Researchers have heard directly from farmers about the day-to-day challenges facing the agriculture industry today and are developing plans to help solve them.

This year’s FARMS workshop was held in late February in Parsons and Pittsburg. The keynote speaker was Paul Hughes, Assistant Secretary for Business Development for the Kansas Department of Commerce.

Pittsburgh State University Kansas Polymer Research Center led the workshop in partnership with K-State County extension officers, as well as representatives from two leading polymer science centers: the Macromolecules Innovation Institute at Virginia Tech and the Biodesign Center for Sustainable Macromolecular Materials and Manufacturing. at Arizona State.

“This program started with us and Virginia Tech in 2020, and although it was canceled last year due to the pandemic, it continues to grow,” said Kansas executive director Tim Dawsey. Polymer Research Center of PSU. “Arizona State is now interested, and we plan to have Wichita State next year.”

Dawsey said the workshop teaches scientists what they may not know about growing crops or animals, with a focus on how to solve key problems through materials science. . It also allows universities to engage in one place with other educational institutions that would otherwise be hundreds of miles away.

“We really learn from farmers, and there have been a lot of great lessons,” Dawsey said. “Recycling and waste are always constant problems, as well as pesticides and herbicides. … We’ve made a whole list of topics that have been divided into buckets, and then we’ll sort out who’s interested in what, collaborate, and write funding proposals to spur research in those areas.

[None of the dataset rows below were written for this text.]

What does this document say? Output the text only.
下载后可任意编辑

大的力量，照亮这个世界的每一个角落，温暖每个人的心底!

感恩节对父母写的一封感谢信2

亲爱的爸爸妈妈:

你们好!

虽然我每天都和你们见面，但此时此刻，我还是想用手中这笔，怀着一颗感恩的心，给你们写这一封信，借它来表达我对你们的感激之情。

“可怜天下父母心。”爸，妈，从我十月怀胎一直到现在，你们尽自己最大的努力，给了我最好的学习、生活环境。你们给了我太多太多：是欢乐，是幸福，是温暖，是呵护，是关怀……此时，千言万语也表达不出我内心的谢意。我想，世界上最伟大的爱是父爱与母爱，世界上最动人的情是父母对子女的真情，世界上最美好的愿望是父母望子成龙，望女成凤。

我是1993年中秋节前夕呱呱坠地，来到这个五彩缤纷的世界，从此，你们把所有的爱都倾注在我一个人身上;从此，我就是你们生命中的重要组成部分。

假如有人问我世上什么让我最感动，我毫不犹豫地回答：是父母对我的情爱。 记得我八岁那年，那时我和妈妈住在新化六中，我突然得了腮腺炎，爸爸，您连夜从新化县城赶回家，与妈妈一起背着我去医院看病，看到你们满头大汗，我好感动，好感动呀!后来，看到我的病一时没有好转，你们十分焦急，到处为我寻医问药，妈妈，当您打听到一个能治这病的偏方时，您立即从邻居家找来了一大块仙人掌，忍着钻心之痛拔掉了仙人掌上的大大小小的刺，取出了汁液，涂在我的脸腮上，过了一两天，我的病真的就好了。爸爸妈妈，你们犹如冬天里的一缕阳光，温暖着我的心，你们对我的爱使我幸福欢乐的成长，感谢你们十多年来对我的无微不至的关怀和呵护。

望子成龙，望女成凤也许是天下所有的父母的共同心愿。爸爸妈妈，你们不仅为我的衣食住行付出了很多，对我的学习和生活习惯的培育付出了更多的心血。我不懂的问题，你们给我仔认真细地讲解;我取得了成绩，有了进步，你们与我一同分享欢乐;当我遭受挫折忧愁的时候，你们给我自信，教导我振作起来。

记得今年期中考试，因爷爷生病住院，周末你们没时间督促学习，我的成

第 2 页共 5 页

Dawsey said the goal is to start the research process by collecting samples of various plastics used in agriculture, identifying those materials and creating a database that lists information on the materials, cost and problems encountered in agriculture.

“Hopefully we can report progress at our workshop next year,” Dawsey said.

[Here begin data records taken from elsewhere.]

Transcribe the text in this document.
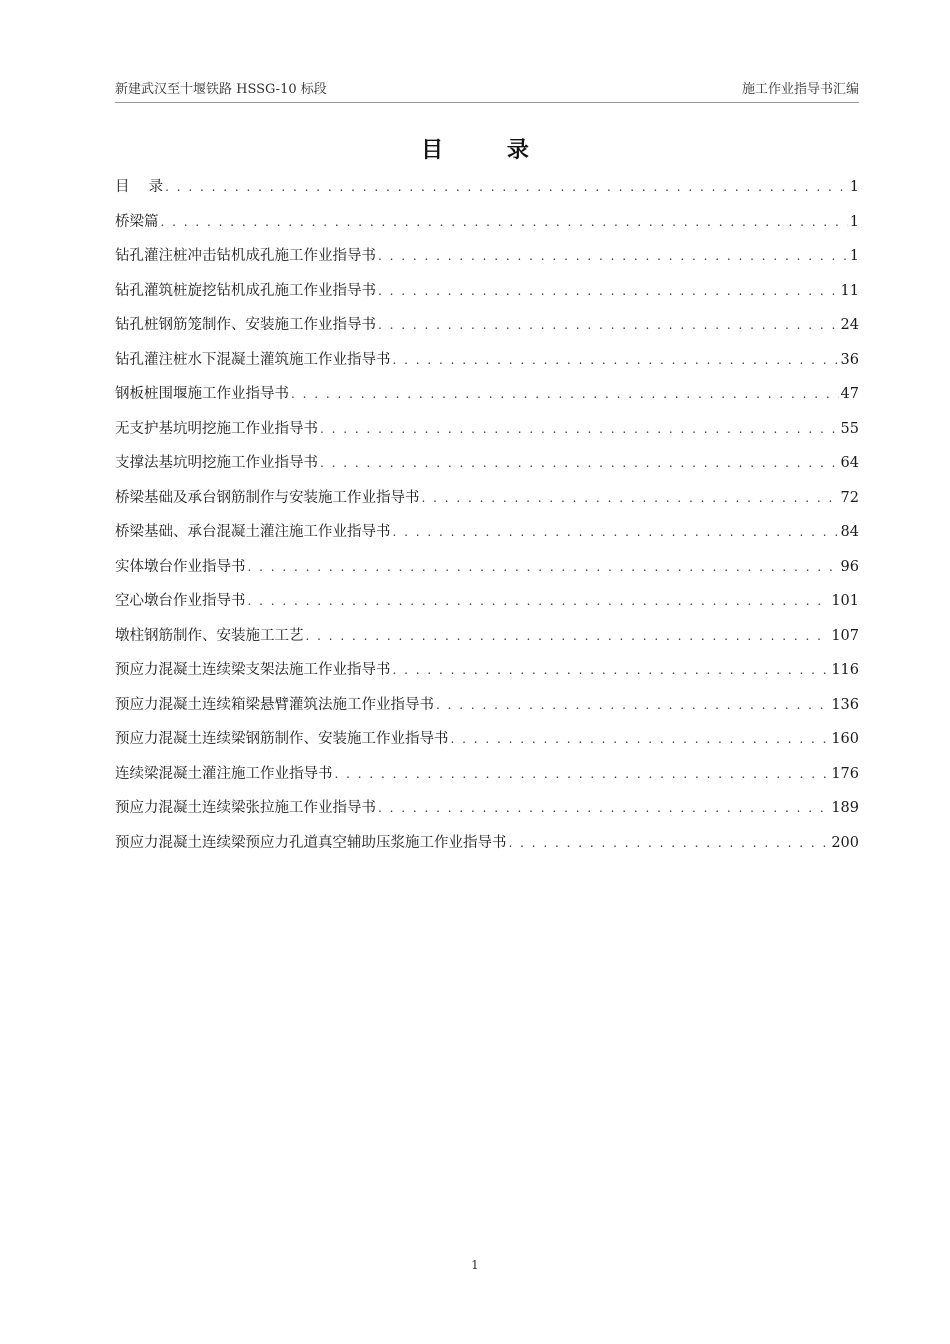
新建武汉至十堰铁路 HSSG-10 标段	施工作业指导书汇编
目 录
目　 录 . . .	1
桥梁篇 . . .	1
钻孔灌注桩冲击钻机成孔施工作业指导书 . . .	1
钻孔灌筑桩旋挖钻机成孔施工作业指导书 . . .	11
钻孔桩钢筋笼制作、安装施工作业指导书 . . .	24
钻孔灌注桩水下混凝土灌筑施工作业指导书 . . .	36
钢板桩围堰施工作业指导书 . . .	47
无支护基坑明挖施工作业指导书 . . .	55
支撑法基坑明挖施工作业指导书 . . .	64
桥梁基础及承台钢筋制作与安装施工作业指导书 . . .	72
桥梁基础、承台混凝土灌注施工作业指导书 . . .	84
实体墩台作业指导书 . . .	96
空心墩台作业指导书 . . .	101
墩柱钢筋制作、安装施工工艺 . . .	107
预应力混凝土连续梁支架法施工作业指导书 . . .	116
预应力混凝土连续箱梁悬臂灌筑法施工作业指导书 . . .	136
预应力混凝土连续梁钢筋制作、安装施工作业指导书 . . .	160
连续梁混凝土灌注施工作业指导书 . . .	176
预应力混凝土连续梁张拉施工作业指导书 . . .	189
预应力混凝土连续梁预应力孔道真空辅助压浆施工作业指导书 . . .	200
1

Abby Whittington, associate professor at Virginia Tech, was the representative from the University of Blacksburg, Virginia during the workshop. She is also the director of the graduate program in Macromolecular Science and Engineering, an interdisciplinary program around macromolecules, polymers, plastics and adhesives.

“We train students in the full range of polymers – from synthesis and processing to characterization and application,” she said. “Students are really exposed to the fields of polymers, plastics and adhesives, what their applications can be used for, how to manufacture them and characterize them.”

Workshop participants had the opportunity to tour the Kansas Polymer Research Center at PSU. The center has internationally recognized competence in research on biobased polymers, with a strong focus on polyurethanes.

Whittington’s research interests include polymers for drug delivery in medical and agricultural applications. She said the workshop was beneficial for everyone involved.

“I have expertise in how polymers interact with animals and humans,” she said. “When I heard about this workshop from fellow faculty member Tim Long, I was very excited to get out there and hear firsthand what the producer’s real issues were. Because when you’re in the lab you can ask tons of questions, but sometimes if you’re not around you don’t see what’s going on. It’s great to come and hear and know that I’m using certain technologies and polymers in my lab and it’s possible to translate them into real problems that can help someone.

University officials and county extension workers were joined by four Pittsburg High School seniors who are enrolled in the district’s LAUNCH program, a combined effort between the Pittsburg School District and the area Chamber of Commerce. of Pittsburgh to help high school students find career paths. LAUNCH stands for Local Apprenticeships Uniting a Network of Colleges and High Schools.

LAUNCH is a partner of the Center for Advanced Professional Studies Network, which focuses on project-based opportunities for students.

“Our students are selected for the LAUNCH program, and they partner with businesses or organizations in the city of Pittsburgh to problem solve, research, and find solutions to real-world problems,” said Mindy Cloninger. , Director of Community Partnerships for LAUNCH. .

The four high school students took part in a planning discussion on Friday where groups worked on writing proposals for a variety of issues like how to safely recycle hay bale nets.

“When people use hay nets, they get left in the fields or they burn them, which is bad for the environment,” said Jourdain Granere, a 17-year-old high school student from Pittsburgh High School. “We’re trying to figure out what we need to do to get them back to us, so we can recycle and reuse them. Hay nets are made from polymers and we are working on how to make them more biodegradable. One thing we’ve learned is that we can’t make them biodegrade too fast.

Cloninger said the conference was beneficial and relevant for the students as many have families who are agricultural producers.

“It gives them the opportunity to learn more about an industry and the behind-the-scenes problem-solving process,” she said. “All of those problem-solving talks are transferable skills that they can and will use in just about any job setting they decide to pursue.”